Cut Out Every Other Word
Another great piece of advice for paranormal writers ~ and any writer ~ comes from Mark Twain.  “As to the adjective, when in doubt, strike it out.”

I would echo that and add my own: be wary of adverbs.  They can get really old very quickly.

See what I did just did there? Good.

This would be my only critique of Koa.  I was confused at times as to what was narration and what was the heroine’s inner monologue.

Koa almost wished she could show her fangs to the waitress, and wipe that smile off her cute little face, but she resisted….Leave it to Koa to contemplate outing the entire vampire race to the poor, blissfully ignorant, humans.

Aha!  So now we know exactly how Koa is different: she’s a vampire.  This line is perfect in that it isn’t spelled out for the reader right away, but we assume fangs equals vampire.

However, she wants to show her fangs because the waitress is flirting with Halston, her very hot best friend/boss.  But she’s not jealous, and not really irritated, so I don’t know why she’s getting fangy, unless it’s to clue us in to what she is.  Let’s step back a paragraph and set the scene with a little more action.

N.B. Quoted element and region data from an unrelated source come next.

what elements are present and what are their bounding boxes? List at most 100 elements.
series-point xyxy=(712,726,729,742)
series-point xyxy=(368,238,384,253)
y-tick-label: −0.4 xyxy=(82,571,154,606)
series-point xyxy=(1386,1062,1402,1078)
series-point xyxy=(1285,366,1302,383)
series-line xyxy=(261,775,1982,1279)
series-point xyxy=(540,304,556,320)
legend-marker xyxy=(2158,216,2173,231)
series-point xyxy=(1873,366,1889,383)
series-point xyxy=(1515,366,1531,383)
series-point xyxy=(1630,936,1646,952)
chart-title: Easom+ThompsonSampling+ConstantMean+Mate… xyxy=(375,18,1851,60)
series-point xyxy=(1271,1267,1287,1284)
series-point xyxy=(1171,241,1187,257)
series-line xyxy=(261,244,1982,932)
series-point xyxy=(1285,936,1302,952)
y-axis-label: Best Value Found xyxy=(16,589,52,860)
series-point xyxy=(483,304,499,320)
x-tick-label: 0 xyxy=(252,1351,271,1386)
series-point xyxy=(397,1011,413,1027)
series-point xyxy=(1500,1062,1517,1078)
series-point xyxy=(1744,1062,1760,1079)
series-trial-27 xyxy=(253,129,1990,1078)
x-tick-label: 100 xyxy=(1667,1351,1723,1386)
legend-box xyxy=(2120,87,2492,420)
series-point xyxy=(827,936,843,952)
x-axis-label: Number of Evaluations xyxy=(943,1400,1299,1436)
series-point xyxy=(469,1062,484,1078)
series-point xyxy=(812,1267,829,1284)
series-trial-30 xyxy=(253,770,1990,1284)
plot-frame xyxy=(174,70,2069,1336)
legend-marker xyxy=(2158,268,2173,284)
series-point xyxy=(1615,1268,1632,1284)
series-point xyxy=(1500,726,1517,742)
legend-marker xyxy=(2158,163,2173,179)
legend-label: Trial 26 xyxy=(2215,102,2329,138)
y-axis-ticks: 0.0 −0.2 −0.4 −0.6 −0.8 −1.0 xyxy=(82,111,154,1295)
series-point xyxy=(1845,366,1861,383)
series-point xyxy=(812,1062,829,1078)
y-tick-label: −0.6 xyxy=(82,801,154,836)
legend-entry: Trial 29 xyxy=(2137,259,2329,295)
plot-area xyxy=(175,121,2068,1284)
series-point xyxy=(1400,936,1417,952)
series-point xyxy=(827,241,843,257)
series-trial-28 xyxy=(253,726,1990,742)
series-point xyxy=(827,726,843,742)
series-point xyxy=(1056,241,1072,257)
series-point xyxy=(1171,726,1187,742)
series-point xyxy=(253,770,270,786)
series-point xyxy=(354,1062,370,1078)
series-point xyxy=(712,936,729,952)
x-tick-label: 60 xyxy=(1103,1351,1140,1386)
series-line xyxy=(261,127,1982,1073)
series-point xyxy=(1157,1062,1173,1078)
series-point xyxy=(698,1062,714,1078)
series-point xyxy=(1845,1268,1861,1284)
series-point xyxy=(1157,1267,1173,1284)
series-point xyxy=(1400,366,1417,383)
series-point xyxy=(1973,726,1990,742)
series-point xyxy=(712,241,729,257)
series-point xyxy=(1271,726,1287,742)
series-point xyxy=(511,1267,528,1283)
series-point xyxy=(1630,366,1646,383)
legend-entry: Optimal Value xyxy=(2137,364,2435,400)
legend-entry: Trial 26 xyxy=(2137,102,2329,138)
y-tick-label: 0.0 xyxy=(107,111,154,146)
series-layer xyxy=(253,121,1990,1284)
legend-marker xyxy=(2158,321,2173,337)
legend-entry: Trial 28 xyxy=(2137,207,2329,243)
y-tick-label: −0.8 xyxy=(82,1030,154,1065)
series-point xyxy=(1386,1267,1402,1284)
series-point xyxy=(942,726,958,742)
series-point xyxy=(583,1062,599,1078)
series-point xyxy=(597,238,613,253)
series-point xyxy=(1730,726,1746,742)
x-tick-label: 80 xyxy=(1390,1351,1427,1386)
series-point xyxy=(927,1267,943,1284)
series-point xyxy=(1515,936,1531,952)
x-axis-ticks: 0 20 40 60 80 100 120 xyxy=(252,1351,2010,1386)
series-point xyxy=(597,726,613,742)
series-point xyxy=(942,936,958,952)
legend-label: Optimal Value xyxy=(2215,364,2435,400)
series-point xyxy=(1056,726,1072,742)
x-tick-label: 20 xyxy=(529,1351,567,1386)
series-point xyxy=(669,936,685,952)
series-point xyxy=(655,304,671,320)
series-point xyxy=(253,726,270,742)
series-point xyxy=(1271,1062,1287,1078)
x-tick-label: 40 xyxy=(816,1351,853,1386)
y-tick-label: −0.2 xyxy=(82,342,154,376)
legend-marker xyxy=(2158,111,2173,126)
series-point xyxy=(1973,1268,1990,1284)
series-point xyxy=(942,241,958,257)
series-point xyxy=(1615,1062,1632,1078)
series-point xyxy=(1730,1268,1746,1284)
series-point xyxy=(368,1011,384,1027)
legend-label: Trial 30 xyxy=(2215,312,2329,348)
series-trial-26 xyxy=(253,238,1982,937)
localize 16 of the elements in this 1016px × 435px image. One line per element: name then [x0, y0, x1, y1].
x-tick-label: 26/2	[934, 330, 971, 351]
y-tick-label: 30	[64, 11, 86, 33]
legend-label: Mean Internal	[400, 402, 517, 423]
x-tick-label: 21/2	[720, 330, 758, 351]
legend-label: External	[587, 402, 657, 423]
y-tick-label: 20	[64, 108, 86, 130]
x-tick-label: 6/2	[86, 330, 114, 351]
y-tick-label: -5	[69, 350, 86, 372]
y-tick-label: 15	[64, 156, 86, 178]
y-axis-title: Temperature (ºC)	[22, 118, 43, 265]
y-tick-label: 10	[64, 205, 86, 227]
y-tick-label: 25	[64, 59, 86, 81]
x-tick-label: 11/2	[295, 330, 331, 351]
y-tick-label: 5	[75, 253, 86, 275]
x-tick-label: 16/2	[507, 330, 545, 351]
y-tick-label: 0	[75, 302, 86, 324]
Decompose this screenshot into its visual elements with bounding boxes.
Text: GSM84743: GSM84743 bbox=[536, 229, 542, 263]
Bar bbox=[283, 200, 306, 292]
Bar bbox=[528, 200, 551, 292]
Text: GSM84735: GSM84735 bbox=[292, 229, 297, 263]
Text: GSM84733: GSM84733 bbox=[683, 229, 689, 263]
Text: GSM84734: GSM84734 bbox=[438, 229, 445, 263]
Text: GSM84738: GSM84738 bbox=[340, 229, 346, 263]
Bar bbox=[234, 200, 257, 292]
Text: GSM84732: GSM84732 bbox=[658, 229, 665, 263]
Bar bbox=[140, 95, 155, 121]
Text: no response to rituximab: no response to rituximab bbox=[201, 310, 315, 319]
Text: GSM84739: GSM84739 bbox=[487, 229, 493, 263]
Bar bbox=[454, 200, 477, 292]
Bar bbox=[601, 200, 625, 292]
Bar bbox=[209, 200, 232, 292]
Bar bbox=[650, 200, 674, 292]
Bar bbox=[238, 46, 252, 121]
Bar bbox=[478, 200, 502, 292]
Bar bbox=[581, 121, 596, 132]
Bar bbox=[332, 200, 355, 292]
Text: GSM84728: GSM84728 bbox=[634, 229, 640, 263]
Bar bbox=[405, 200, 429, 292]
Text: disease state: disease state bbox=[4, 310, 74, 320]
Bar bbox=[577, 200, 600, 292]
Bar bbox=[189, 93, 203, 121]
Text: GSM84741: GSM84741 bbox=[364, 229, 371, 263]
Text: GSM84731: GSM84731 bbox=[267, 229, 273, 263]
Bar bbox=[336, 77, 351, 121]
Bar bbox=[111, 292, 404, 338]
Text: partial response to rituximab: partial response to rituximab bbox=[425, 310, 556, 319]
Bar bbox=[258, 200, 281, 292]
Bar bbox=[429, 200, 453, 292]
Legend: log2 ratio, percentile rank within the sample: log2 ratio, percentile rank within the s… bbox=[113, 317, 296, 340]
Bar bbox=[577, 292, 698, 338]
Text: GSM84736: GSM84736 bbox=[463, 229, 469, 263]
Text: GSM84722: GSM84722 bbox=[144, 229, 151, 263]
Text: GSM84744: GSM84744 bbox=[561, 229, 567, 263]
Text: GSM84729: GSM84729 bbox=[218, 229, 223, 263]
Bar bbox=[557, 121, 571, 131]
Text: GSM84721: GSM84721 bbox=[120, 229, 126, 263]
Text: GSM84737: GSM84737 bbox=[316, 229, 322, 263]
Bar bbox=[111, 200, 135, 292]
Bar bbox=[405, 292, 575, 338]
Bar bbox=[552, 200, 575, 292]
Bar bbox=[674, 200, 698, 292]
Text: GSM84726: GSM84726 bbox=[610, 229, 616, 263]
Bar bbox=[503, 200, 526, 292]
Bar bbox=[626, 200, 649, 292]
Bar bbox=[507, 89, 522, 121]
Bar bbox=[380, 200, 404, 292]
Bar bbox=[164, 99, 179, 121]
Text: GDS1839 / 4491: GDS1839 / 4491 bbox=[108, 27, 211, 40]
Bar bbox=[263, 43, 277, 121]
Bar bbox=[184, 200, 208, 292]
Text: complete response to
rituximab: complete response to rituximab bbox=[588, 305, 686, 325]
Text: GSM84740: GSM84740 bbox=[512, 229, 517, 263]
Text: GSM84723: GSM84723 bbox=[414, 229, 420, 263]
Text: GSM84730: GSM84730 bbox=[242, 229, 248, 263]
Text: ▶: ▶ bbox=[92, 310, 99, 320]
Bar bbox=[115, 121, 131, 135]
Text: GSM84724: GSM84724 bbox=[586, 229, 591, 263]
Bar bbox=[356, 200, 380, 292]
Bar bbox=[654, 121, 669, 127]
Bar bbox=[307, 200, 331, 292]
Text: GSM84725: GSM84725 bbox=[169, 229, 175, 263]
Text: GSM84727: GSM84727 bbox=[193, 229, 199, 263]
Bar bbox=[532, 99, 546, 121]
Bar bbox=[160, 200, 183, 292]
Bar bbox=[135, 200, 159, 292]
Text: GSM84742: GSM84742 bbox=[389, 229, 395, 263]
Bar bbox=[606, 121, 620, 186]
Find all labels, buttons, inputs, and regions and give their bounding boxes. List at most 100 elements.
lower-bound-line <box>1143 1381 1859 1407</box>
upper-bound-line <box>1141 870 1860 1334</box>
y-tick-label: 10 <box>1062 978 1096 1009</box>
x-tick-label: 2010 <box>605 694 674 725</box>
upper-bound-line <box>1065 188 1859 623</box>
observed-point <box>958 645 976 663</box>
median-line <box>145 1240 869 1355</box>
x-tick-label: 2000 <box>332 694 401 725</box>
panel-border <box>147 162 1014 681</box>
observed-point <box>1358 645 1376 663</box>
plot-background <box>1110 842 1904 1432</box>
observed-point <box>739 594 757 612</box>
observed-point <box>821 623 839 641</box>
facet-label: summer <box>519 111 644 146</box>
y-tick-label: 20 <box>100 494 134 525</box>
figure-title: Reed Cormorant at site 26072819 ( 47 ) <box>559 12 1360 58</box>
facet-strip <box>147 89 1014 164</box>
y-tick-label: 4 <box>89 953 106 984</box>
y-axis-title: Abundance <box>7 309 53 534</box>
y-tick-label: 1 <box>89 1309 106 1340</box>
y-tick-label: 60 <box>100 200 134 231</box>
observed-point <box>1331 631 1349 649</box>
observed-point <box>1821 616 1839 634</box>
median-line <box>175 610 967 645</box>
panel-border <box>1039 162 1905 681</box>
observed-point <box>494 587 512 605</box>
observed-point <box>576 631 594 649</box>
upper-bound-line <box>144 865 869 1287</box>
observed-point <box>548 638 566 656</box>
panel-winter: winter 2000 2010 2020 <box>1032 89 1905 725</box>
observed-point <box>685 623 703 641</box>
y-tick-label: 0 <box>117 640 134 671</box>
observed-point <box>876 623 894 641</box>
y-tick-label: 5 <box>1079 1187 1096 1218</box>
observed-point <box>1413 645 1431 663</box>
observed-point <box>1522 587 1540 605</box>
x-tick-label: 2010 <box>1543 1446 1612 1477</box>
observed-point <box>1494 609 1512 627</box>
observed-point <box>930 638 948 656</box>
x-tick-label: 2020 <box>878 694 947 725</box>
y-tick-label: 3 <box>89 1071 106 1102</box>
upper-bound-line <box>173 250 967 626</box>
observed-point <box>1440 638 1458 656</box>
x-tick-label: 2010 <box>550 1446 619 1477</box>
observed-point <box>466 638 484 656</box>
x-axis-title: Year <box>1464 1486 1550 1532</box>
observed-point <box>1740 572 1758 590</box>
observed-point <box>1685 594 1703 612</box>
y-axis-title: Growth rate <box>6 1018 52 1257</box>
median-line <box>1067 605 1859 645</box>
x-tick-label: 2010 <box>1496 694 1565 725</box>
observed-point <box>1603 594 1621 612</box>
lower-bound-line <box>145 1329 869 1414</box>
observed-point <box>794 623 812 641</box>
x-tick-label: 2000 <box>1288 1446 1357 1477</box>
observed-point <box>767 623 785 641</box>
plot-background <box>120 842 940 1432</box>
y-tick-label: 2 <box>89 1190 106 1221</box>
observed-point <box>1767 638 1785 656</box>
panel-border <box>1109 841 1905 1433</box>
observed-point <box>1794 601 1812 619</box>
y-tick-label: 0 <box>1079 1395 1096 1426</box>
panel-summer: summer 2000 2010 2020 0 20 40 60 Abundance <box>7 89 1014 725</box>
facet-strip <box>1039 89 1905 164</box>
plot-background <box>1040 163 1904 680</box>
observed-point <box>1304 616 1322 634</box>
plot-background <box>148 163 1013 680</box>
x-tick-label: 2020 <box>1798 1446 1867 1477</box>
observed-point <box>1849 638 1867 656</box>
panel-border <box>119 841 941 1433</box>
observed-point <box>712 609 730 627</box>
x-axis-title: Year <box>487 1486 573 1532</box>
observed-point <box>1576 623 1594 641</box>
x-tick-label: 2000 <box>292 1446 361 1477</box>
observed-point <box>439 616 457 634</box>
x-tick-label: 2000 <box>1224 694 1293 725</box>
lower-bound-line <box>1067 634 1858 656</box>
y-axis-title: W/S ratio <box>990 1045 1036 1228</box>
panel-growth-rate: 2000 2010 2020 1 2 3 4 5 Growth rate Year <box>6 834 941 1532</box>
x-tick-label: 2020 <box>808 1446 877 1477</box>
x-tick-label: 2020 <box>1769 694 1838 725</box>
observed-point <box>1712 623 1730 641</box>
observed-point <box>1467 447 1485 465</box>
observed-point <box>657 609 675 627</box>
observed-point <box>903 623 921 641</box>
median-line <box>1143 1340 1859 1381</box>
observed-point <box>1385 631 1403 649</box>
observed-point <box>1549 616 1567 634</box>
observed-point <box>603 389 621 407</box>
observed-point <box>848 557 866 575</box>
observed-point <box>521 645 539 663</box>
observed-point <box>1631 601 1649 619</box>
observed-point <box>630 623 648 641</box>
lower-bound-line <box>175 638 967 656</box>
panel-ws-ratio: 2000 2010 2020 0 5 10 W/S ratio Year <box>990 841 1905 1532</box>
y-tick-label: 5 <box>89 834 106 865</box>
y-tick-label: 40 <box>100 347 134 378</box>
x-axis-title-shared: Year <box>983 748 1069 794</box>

Koa rolled her eyes as Halston gave his order in French and told the waitress she reminded him of Audrey Tatou.  When he smiled and the cute waitress blushed, Koa contemplated showing her fangs just to get a reaction.

Blissful, ignorant humans.

In this version, the facts don’t need to be spelled out.  If the humans are ignorant, then we know three things: 1) vampires live among us but are hidden, 2) they look normal, and 3) they can be out during the day.

Words are powerful, but they have to be used in the right way and in the right order, much like a spell.  Because that is what a great writer is ~ a mage who snaps incredible worlds and people into existence with just the right words.

Even if that world is ours, with strange characters hiding in plain sight.

Bravo, Ms. Lee. I will never see Paris quite the same after Koa’s adventures. I look forward reading book #2!